19 Considérée sous cet angle, l'anomalie gémellaire s’augmente par ricochet de la noble
tâche impartie à tout héros civilisateur : la nécessité d’inaugurer des temps nouveaux,
positive compensation à la lente dissolution d’un ordre antérieur ; (r)évolution que
ponctue souvent l'intronisation de la culture au sein d’un univers sauvage. En rupture
avec les lois du cycle vital, les bessons s’avèrent donc compétents pour sonner le glas d’un
régime périmé, régénérer les forces qu’est censée contrôler une royauté, ou défier le
courroux céleste au meilleur service du genre humain. En l’occurrence, leur action
primordiale, souvent agonistique quand elle se concentre sur le pouvoir, s’incorpore sans
conteste aux mythes d’origine que décortique M. Éliade avec un art consommé. Celte
rivalité qui scinde la cellule gémellaire au point de transformer ses membres en rivaux
convoitant une fonction indivisible est au cœur de la légende de Romulus et Rémus : alors
94

que ceux-ci avaient tout partagé pendant leur jeunesse, la cupido regni les dresse l’un
contre l’autre au moment de décider qui coiffera la couronne romaine, et cet
embrasement des désirs a d’autant plus de force, que rien ne permet de distinguer les
prétendants, pas même la référence à leur père, puisque – comme on l’a dit – celui-ci est
un dieu unique. Mars dans les versions classiques de la légende ou une divinité du foyer
dans la variante rapportée par Promathion17.
20 Une incursion dans le passé culturel du Bénin méridional nous permettra, en disant
quelques mots des rois du Danxomè d’évoquer un lointain parallèle (dans le temps comme
dans l’espace) de la situation romaine. Alors que cette royauté africaine est héréditaire et
passe, par ordre de progéniture, de mâle en mâle, un prescrit religieux imposa, après les
deux premiers règnes que connut ce royaume, la présence d’une reine aux côtés du roi. Le
pouvoir échut alors à un certain Akaba qui avait une sœur jumelle. Et la religion locale
recommande de traiter les jumeaux sur un pied d’égalité. La sœur d’Akaba régna donc en
même temps que lui, mais avec une autorité très réduite. Toutefois, placer les jumeaux
sur le même plan revenait à doter leur descendances de droits héréditaires sur la
souveraineté, ce qui provoquerait à terme le partage du royaume naissant. Akaba comprit
le danger et désigna aussitôt pour héritier son frère cadet en annonçant cette sentence
empreinte de sagesse : « deux ne peuvent pas dominer en même temps ».

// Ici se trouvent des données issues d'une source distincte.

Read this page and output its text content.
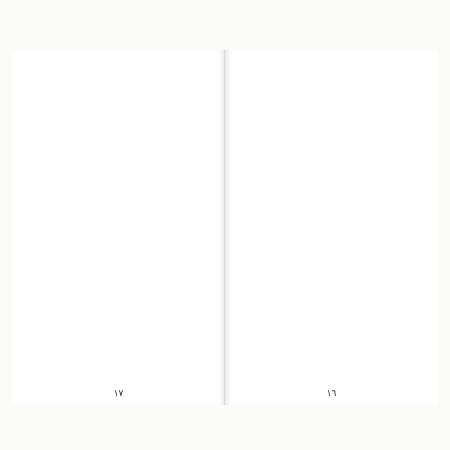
١٧	١٦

21 En vérité, il n’y a pas de solution idéale pour trancher ce type de différend très courant
dans les récits gémellaires. Il y a d’abord les paires qui se déchirent et qui se querellent
déjà dans le ventre de leur mère pour être les seuls à occuper cet espace privilégié. Chez
les Iroquois, Awenhai, s’étant unie au Chef du Ciel, donna le jour à une fille qui connut
une croissance exceptionnelle. Celle-ci épousa à son tour un homme doté de franges sur
les bras et les jambes, lequel déposa une flèche sur le ventre de son épouse et disparut. Et
durant sa grossesse, la fille d’Awenhai entendait les jumeaux qu’elle avait conçus se
disputer dans son ventre. Il y a aussi les paires dont les éléments se séparent parce qu’ils
ont compris que vivre à proximité l’un de l’autre accentuait les risques de dissension.

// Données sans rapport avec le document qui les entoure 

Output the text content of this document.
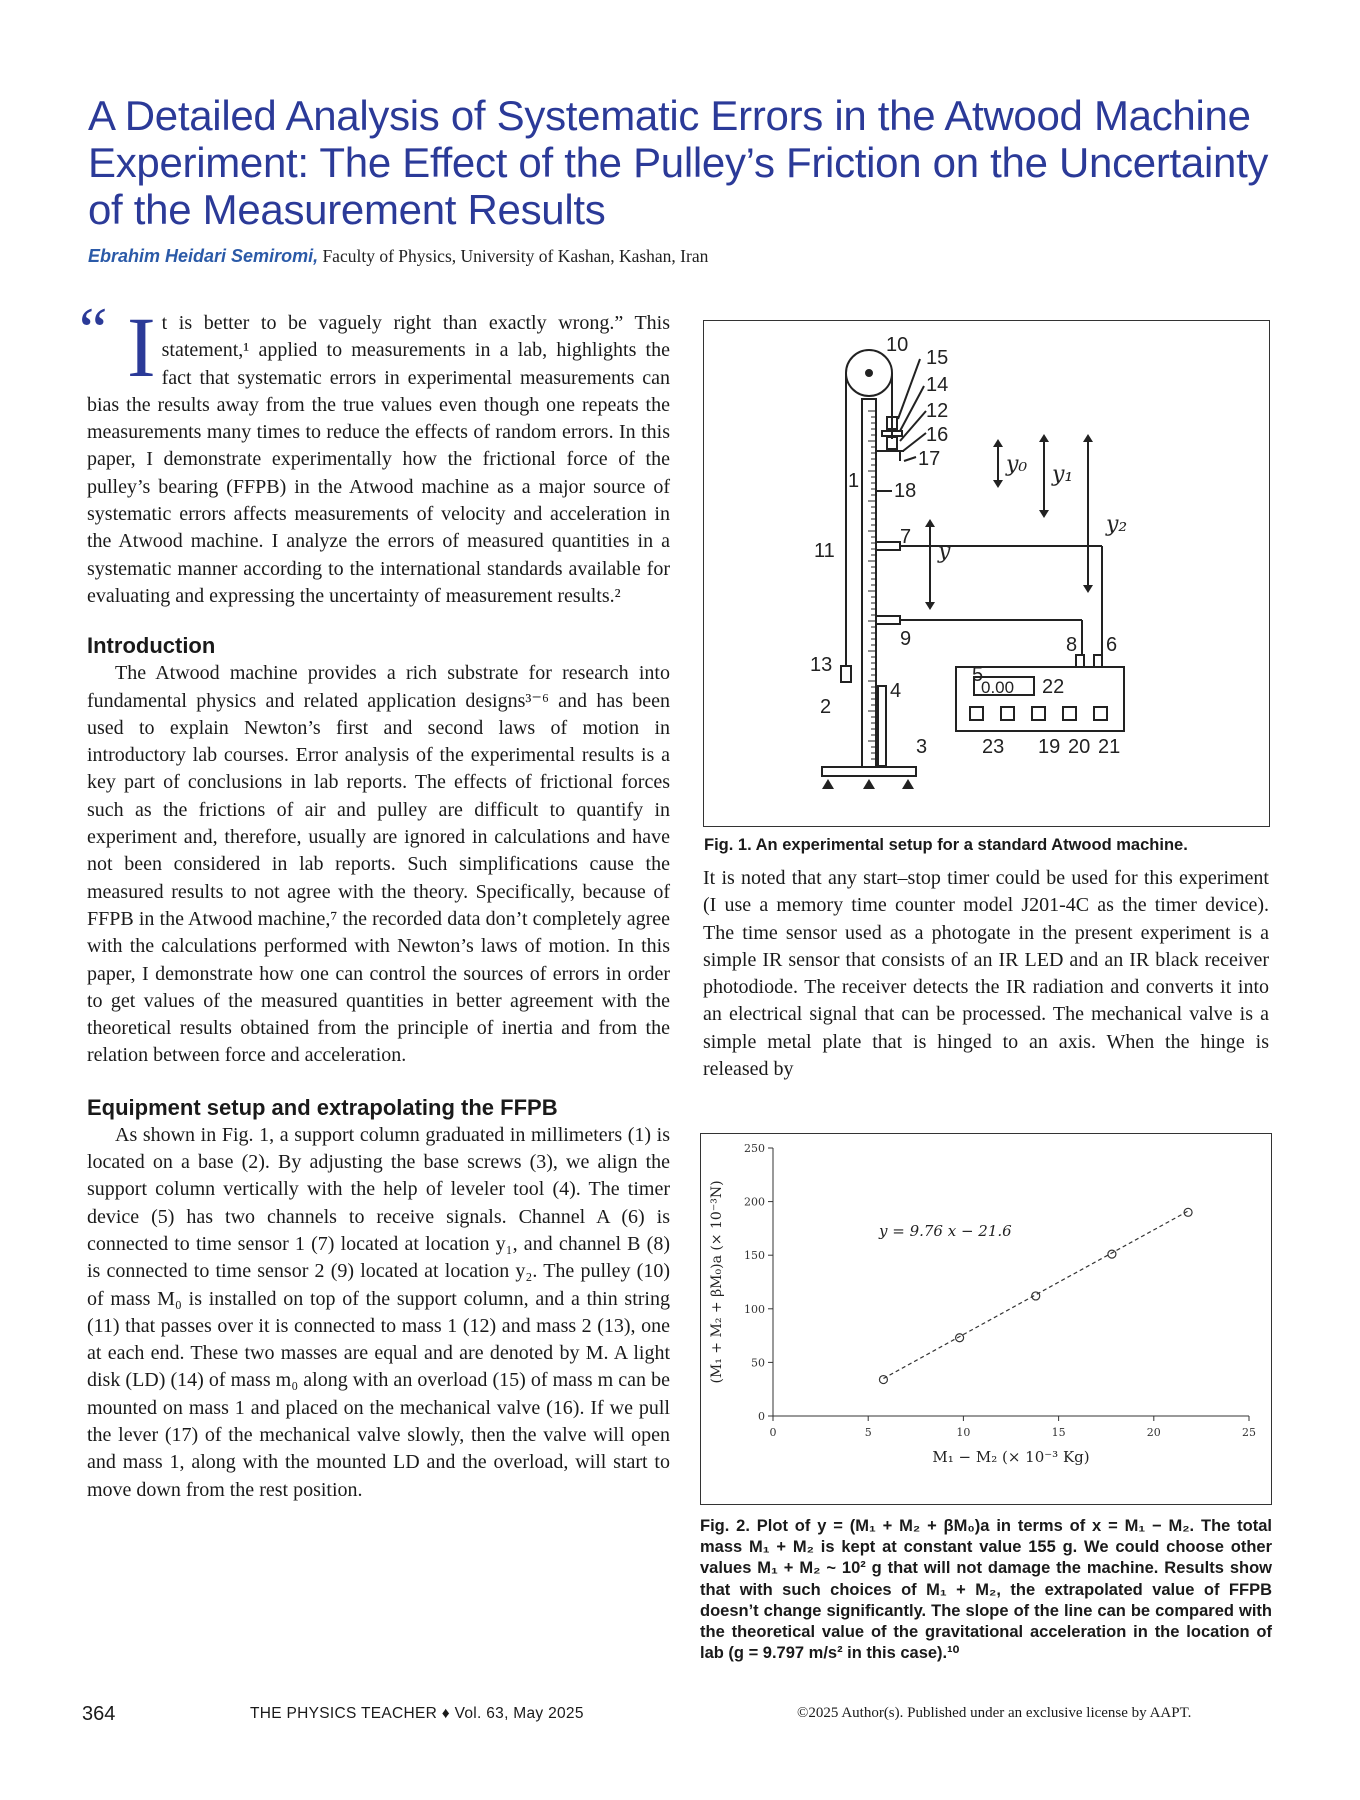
A Detailed Analysis of Systematic Errors in the Atwood Machine Experiment: The Effect of the Pulley’s Friction on the Uncertainty of the Measurement Results
Ebrahim Heidari Semiromi, Faculty of Physics, University of Kashan, Kashan, Iran

“ I t is better to be vaguely right than exactly wrong.” This statement,¹ applied to measurements in a lab, highlights the fact that systematic errors in experimental measurements can bias the results away from the true values even though one repeats the measurements many times to reduce the effects of random errors. In this paper, I demonstrate experimentally how the frictional force of the pulley’s bearing (FFPB) in the Atwood machine as a major source of systematic errors affects measurements of velocity and acceleration in the Atwood machine. I analyze the errors of measured quantities in a systematic manner according to the international standards available for evaluating and expressing the uncertainty of measurement results.²

Introduction

The Atwood machine provides a rich substrate for research into fundamental physics and related application designs³⁻⁶ and has been used to explain Newton’s first and second laws of motion in introductory lab courses. Error analysis of the experimental results is a key part of conclusions in lab reports. The effects of frictional forces such as the frictions of air and pulley are difficult to quantify in experiment and, therefore, usually are ignored in calculations and have not been considered in lab reports. Such simplifications cause the measured results to not agree with the theory. Specifically, because of FFPB in the Atwood machine,⁷ the recorded data don’t completely agree with the calculations performed with Newton’s laws of motion. In this paper, I demonstrate how one can control the sources of errors in order to get values of the measured quantities in better agreement with the theoretical results obtained from the principle of inertia and from the relation between force and acceleration.

Equipment setup and extrapolating the FFPB

As shown in Fig. 1, a support column graduated in millimeters (1) is located on a base (2). By adjusting the base screws (3), we align the support column vertically with the help of leveler tool (4). The timer device (5) has two channels to receive signals. Channel A (6) is connected to time sensor 1 (7) located at location y₁, and channel B (8) is connected to time sensor 2 (9) located at location y₂. The pulley (10) of mass M₀ is installed on top of the support column, and a thin string (11) that passes over it is connected to mass 1 (12) and mass 2 (13), one at each end. These two masses are equal and are denoted by M. A light disk (LD) (14) of mass m₀ along with an overload (15) of mass m can be mounted on mass 1 and placed on the mechanical valve (16). If we pull the lever (17) of the mechanical valve slowly, then the valve will open and mass 1, along with the mounted LD and the overload, will start to move down from the rest position.

10
15
14
12
16
17
18
1
11
7
9
4
13
2
3
5
8 6
22
23 19 20 21
0.00
y₀ y₁
y₂
y
Fig. 1. An experimental setup for a standard Atwood machine.
It is noted that any start–stop timer could be used for this experiment (I use a memory time counter model J201-4C as the timer device). The time sensor used as a photogate in the present experiment is a simple IR sensor that consists of an IR LED and an IR black receiver photodiode. The receiver detects the IR radiation and converts it into an electrical signal that can be processed. The mechanical valve is a simple metal plate that is hinged to an axis. When the hinge is released by
0	5	10	15	20	25
0
50
100
150
200
250
y = 9.76 x − 21.6
M₁ − M₂ (× 10⁻³ Kg)
(M₁ + M₂ + βM₀)a (× 10⁻³N)
Fig. 2. Plot of y = (M₁ + M₂ + βM₀)a in terms of x = M₁ − M₂. The total mass M₁ + M₂ is kept at constant value 155 g. We could choose other values M₁ + M₂ ~ 10² g that will not damage the machine. Results show that with such choices of M₁ + M₂, the extrapolated value of FFPB doesn’t change significantly. The slope of the line can be compared with the theoretical value of the gravitational acceleration in the location of lab (g = 9.797 m/s² in this case).¹⁰
364	THE PHYSICS TEACHER ♦ Vol. 63, May 2025	©2025 Author(s). Published under an exclusive license by AAPT.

Seules deux mesures préventives, quasiment prophylactiques, permettent d’endiguer
cette fureur aveugle : supprimer l’un des jumeaux royaux à la naissance (sinon les deux)

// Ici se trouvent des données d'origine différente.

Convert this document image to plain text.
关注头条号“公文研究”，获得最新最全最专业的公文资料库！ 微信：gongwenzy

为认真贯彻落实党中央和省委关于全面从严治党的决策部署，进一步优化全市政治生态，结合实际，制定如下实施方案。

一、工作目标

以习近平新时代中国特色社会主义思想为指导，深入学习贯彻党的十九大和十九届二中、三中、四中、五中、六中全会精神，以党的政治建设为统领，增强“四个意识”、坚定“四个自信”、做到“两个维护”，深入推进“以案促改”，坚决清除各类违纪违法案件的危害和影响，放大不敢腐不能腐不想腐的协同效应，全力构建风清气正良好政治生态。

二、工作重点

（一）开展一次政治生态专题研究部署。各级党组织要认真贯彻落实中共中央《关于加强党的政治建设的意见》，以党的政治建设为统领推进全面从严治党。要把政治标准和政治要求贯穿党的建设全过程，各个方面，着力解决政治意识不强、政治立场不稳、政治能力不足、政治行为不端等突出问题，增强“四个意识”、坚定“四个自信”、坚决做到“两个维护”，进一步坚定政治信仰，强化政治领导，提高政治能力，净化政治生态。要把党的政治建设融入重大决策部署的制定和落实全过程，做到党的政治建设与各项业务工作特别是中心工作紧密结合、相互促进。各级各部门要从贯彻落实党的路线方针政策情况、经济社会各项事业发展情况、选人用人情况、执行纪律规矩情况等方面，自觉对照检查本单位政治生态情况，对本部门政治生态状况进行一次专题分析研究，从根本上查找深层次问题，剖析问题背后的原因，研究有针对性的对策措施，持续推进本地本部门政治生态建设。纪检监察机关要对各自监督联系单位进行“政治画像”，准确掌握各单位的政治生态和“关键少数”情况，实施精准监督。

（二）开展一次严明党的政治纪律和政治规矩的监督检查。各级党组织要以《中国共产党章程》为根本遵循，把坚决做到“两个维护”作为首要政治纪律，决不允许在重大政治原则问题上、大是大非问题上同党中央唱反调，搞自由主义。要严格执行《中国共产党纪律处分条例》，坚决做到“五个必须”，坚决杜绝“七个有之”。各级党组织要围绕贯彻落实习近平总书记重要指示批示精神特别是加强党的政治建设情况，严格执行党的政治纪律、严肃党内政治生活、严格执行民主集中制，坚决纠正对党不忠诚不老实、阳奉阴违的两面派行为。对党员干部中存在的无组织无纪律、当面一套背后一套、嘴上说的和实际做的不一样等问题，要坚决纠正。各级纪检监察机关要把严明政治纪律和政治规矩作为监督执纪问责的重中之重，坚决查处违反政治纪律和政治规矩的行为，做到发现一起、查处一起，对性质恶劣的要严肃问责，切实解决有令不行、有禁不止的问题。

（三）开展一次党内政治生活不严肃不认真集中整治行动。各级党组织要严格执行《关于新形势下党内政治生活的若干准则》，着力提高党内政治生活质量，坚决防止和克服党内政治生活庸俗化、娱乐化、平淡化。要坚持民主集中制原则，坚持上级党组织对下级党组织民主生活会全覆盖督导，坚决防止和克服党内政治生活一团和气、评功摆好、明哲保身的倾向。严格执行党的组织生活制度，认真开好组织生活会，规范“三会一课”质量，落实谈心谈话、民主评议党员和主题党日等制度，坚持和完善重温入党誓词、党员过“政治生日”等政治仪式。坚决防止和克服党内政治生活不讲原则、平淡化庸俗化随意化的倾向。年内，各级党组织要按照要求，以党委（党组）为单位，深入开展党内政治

ou instaurer une distance géographique qui préserve les rivaux potentiels de tout contact
direct. La sagesse prime alors sur la rigueur. Adeptes de cette solution, les jumeaux grecs
Éole et Boéotos décider de se quitter au meilleur de leurs intérêts18. En Égypte, Agénor
prend seul l’initiative de passer en Syrie, laissant Bélos à la cour de leur grand-père
Épaphos. Par un curieux effet du hasard, l’affrontement gémellaire dont la manœuvre les
dispense se fixe sur la seule dépendance de Bélos. Comment rendre compte de ces
régimes différents ? Comment justifier que des jumeaux gagnés tant par l’ivresse du
pouvoir que par une rivalité sanglante prennent place dans la descendance d’un
souverain, prémunis des mêmes tares par l'éloignement de son frère ? Sans doute parce
que la décision de partir revient à Agénor dont l’attitude dynamique tranche sur l’apathie
de Bélos qui se borne à entériner la volonté de son frère19. Épargnées à la lignée de celui
qui préfère l’exil au pouvoir, les vicissitudes du destin gémellaire infectent les relations
des descendants de celui qui demeure sur place (on retrouve le même schéma dans la
rivalité qui oppose Nélée à Pélias pour le sceptre d’Iolcos en Thessalie : le premier se
retirera pour régner sur la Messénie). Le seul moyen de parvenir à la stabilité est donc de
renoncer au pouvoir en tant qu’objet de désir20.
22 Mais la séparation n’est pas l’unique remède. On voit ainsi Amphion et Zéthos régner de
concert sur Thèbes qu’ils avaient sertie de murailles. La royauté commune est aussi
95

exercée par les héros arcadiens Lycastos et Parrhasios. On dit même que Castor et Pollux
eurent l’occasion de régner quelque temps sur Sparte (dont on sait que la royauté
historique elle-même était d’essence duelle).

***

23 Au moment de conclure, que retenir des étapes franchies au cours de ce bref périple ?
Avant tout, l’épaisseur et la solidité des entraves qui lient le mythologème gémellaire au
thème de la souveraineté et au creuset des fondations. Les entrelacs que tresse ce subtil
réseau de connexions traversent les frontières du temps et de l’espace, comme les
cultures et les traditions qui s’y succèdent.
24 Quelles causes assigner à une telle convergence et à l’essaimage qui disperse ses
fréquentes productions ? Elles sont évidemment multiples. Mais s’il fallait n’en épingler
qu’une, pour les qualités fédératrices qu’elle manifeste, ce serait la marginalité, cette
source d’équivoque qui frappe, pour mieux les réunir, gémeaux et souverains.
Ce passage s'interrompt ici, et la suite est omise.